Although Kyiv was receiving U.S.-supplied howitzers and HIMARS by July, Ukrainian advances through Kherson were far slower than throughout the Kharkiv region, the ISW noted, because they were concerned about running out of counteroffensive weapons.

If Western countries backing Ukraine had made the move to Western-made systems in the summer of 2022, the think tank said, Ukraine would have been better equipped to continue its counteroffensives after retaking areas in Kharkiv and Kherson.

By sending armored vehicles at this point, for example, Kyiv would have been able to "deprive the Russians of the ability to reconstitute their forces and attempt to regain the initiative."
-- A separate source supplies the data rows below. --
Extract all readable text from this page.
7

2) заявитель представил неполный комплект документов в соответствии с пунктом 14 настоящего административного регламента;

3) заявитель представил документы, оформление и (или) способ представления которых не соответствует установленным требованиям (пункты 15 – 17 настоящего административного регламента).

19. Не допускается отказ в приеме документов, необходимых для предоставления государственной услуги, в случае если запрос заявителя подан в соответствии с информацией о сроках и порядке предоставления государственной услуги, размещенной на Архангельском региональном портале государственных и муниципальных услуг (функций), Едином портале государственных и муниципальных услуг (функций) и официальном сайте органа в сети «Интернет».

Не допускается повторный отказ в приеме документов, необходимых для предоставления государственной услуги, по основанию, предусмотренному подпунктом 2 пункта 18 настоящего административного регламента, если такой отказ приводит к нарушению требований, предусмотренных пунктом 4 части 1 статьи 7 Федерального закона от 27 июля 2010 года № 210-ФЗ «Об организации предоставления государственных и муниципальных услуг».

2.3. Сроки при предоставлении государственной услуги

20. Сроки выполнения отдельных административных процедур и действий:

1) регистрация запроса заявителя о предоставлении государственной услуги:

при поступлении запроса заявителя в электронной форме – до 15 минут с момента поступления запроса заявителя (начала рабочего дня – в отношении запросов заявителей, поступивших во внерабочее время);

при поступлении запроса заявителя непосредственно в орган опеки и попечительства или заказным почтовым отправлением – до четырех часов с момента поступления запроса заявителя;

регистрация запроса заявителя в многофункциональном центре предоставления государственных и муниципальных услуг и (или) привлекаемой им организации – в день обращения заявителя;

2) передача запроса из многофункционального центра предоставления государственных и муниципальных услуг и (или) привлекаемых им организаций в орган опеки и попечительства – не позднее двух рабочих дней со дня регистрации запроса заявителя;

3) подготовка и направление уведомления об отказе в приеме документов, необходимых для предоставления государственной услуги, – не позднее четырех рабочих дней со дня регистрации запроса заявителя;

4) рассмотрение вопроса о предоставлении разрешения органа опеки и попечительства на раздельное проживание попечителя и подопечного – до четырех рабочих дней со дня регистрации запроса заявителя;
Both the U.S. and Germany announced on January 25 that they would send a limited number of M1 Abrams and Leopard 2 main battle tanks to Ukraine. Berlin had long resisted calls to send, and to sanction the third party export of, the German-made tanks.

The U.S. and Germany had already committed Stryker Armored Personnel Carriers, Bradley Fighting Vehicles and Marder Infantry Fighting Vehicles, ahead of the U.K. saying it would send its Challenger 2 main battle tanks to Kyiv.